At the end of the day, it’s a make-or-miss league, and if Josh Richardson doesn’t brick all 10 of his shots prior to the one useless make in the final few seconds, this contest is very much up in the air. Philly’s own Dion Waiters had a solid game, scoring 19 points and dishing five assists while committing zero turnovers. He has stepped up amid the incessant injuries, and it will be interesting to see how many minutes coach Erik Spoelstra affords him once Winslow is healthy. With Dragic, Richardson, Tyler Johnson, and Waiters, the Heat actually have a good bit of depth at guard, and it should be “one of those good problems” for Spoelstra once Winslow is back in the fold.
The one thing that was supposedly set to improve without Wade around was the spacing, but so far that hasn’t happened. Miami is tied with Orlando for 20th in the league in threes per game, sinking just 8.2 per contest, and they are also 20th in three-point percentage at 33.8 percent per NBA.com/stats. When the spread pick-and-roll with Goran and Hassan is the team’s bread and butter, the spacing goes awry on nights when Richardson, Dragic, and Johnson shoot poorly, and they combined to go six-for-31 from the field against the 76ers. Teams will happily go under screens on Dragic all day and dare him to beat them from the outside. Meanwhile, Whiteside isn’t a great post player either, so it’s not like the 76ers with Embiid where you can just throw him the ball down low and let him show off Hakeem Olajuwon-esque footwork and agility. Hassan’s lone field-goal attempt from the free-throw line area, which he sank, seemed to surprise everyone – and he is (quite obviously) more comfortable operating inside the paint on both ends.

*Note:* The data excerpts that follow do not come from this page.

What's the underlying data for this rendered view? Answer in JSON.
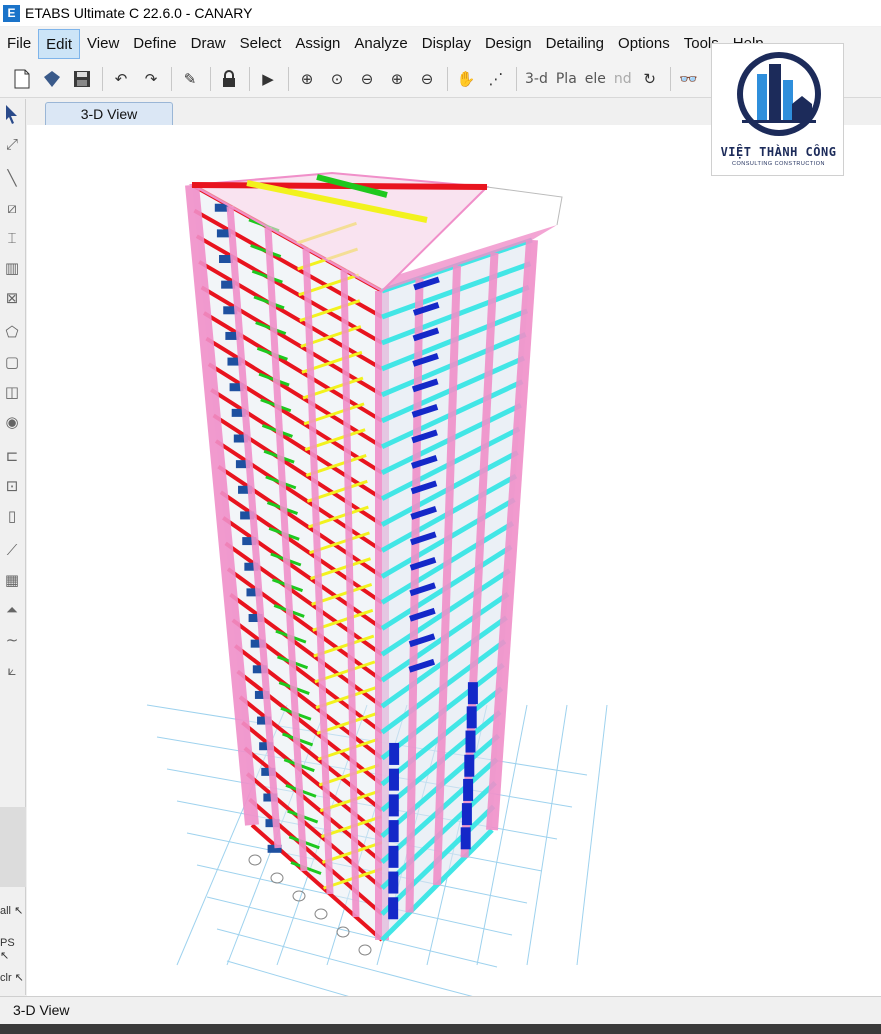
{
  "window": {
    "title": "ETABS Ultimate C 22.6.0 - CANARY",
    "app_icon_letter": "E"
  },
  "menu": {
    "items": [
      "File",
      "Edit",
      "View",
      "Define",
      "Draw",
      "Select",
      "Assign",
      "Analyze",
      "Display",
      "Design",
      "Detailing",
      "Options",
      "Tools",
      "Help"
    ],
    "active": "Edit"
  },
  "toolbar": {
    "view_3d_label": "3-d",
    "plan_label": "Pla",
    "elev_label": "ele",
    "nd_label": "nd"
  },
  "leftbar": {
    "all_label": "all",
    "ps_label": "PS",
    "clr_label": "clr"
  },
  "tab": {
    "label": "3-D View"
  },
  "status": {
    "text": "3-D View"
  },
  "logo": {
    "name": "VIỆT THÀNH CÔNG",
    "tagline": "CONSULTING CONSTRUCTION",
    "color": "#1c2b5a"
  },
  "model": {
    "stories": 25,
    "colors": {
      "column": "#f08fc9",
      "beam_red": "#e8141e",
      "beam_cyan": "#42e6e6",
      "beam_yellow": "#f2f21e",
      "beam_green": "#1ec81e",
      "wall_blue": "#1428c8",
      "stair": "#1e50a0",
      "grid": "#9ed2ee"
    }
  }
}
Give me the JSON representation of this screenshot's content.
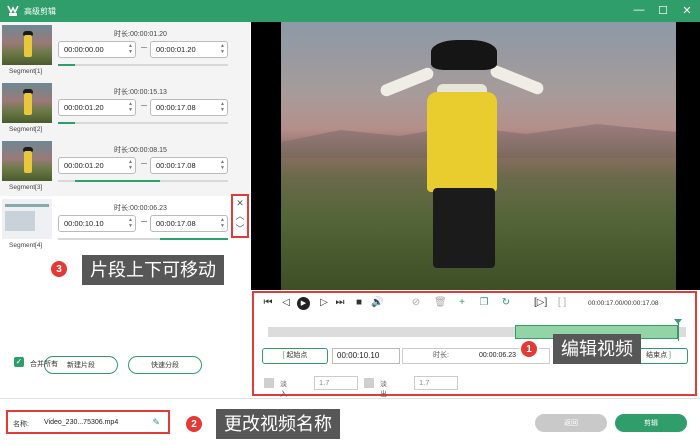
{
  "window": {
    "title": "高级剪辑"
  },
  "segments": [
    {
      "label": "Segment[1]",
      "duration_label": "时长:00:00:01.20",
      "start": "00:00:00.00",
      "end": "00:00:01.20",
      "progress_start": 0,
      "progress_end": 0.1
    },
    {
      "label": "Segment[2]",
      "duration_label": "时长:00:00:15.13",
      "start": "00:00:01.20",
      "end": "00:00:17.08",
      "progress_start": 0,
      "progress_end": 0.1
    },
    {
      "label": "Segment[3]",
      "duration_label": "时长:00:00:08.15",
      "start": "00:00:01.20",
      "end": "00:00:17.08",
      "progress_start": 0.1,
      "progress_end": 0.6
    },
    {
      "label": "Segment[4]",
      "duration_label": "时长:00:00:06.23",
      "start": "00:00:10.10",
      "end": "00:00:17.08",
      "progress_start": 0.6,
      "progress_end": 1.0
    }
  ],
  "callouts": {
    "move": {
      "num": "3",
      "text": "片段上下可移动"
    },
    "edit": {
      "num": "1",
      "text": "编辑视频"
    },
    "rename": {
      "num": "2",
      "text": "更改视频名称"
    }
  },
  "left_buttons": {
    "new_segment": "新建片段",
    "quick_split": "快速分段"
  },
  "merge": {
    "label": "合并所有",
    "checked": true
  },
  "name": {
    "label": "名称:",
    "value": "Video_230...75306.mp4"
  },
  "player": {
    "timecode": "00:00:17.00/00:00:17.08",
    "selection_start": 0.59,
    "selection_end": 0.98,
    "cursor": 0.98
  },
  "trim": {
    "start_label": "起始点",
    "start_value": "00:00:10.10",
    "duration_key": "时长:",
    "duration_value": "00:00:06.23",
    "end_label": "结束点"
  },
  "fade": {
    "in_label": "淡入",
    "in_value": "1.7",
    "out_label": "淡出",
    "out_value": "1.7"
  },
  "footer": {
    "back": "返回",
    "cut": "剪辑"
  },
  "colors": {
    "accent": "#2f9e6b",
    "highlight": "#e23b3b"
  }
}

On the other side, it was a true team victory for the Sixers. Sergio Rodriguez and T.J. McConnell shared point guard duties, with the latter finishing the game for defensive purposes. Veterans Ersan Ilyasova and Gerald Henderson combined for 29 points on 15 shots. Sophomore Jahlil Okafor complemented Embiid well as the backup center, adding 15 points in 25 minutes. Robert Covington shook off another poor shooting night, doing all the dirty work and scoring five of his nine points late in the final quarter, two on a backdoor cut for a layup and three more on his lone made triple. In what has become a common theme through the early stretch of this season, Covington was mercilessly booed for nearly the entire night by the home crowd at Wells Fargo Center. Smacking himself on the leg after one of his many clanked open shots, he continued to hustle, box out, snatch rebounds, force turnovers, and make the type of impact you would think a blue collar city like Philadelphia would appreciate. Then again, Andre Iguodala got minimal love for his efforts in Philly, so perhaps this shouldn’t be all that surprising. Covington finished with nine points (4-13 FG, 1-5 3Pt), nine rebounds, three steals, and one assist in 31 minutes, finishing with a Plus-Minus +8 for the game. The guy is 362-1025 from beyond the arc in his NBA career, good for 35.3 percent. In my opinion, Brett Brown needs to keep sticking with Covington and allow him to shoot himself out of this slump, as Rob is currently one of the team’s most versatile and valuable two-way players.
Miami won’t shoot 38.6 percent from the field or 22.6 percent from the beyond the arc on most nights, or at least they sure hope not. Like the 76ers, the Heat are flush with young, talented pieces. When in doubt about how to end an article, sometimes posing a question does the trick. After winning three of their last four (and four straight home games), do the 4-10 Philadelphia 76ers have a better, equal, or worse chance of making the playoffs than the 4-9 Miami Heat?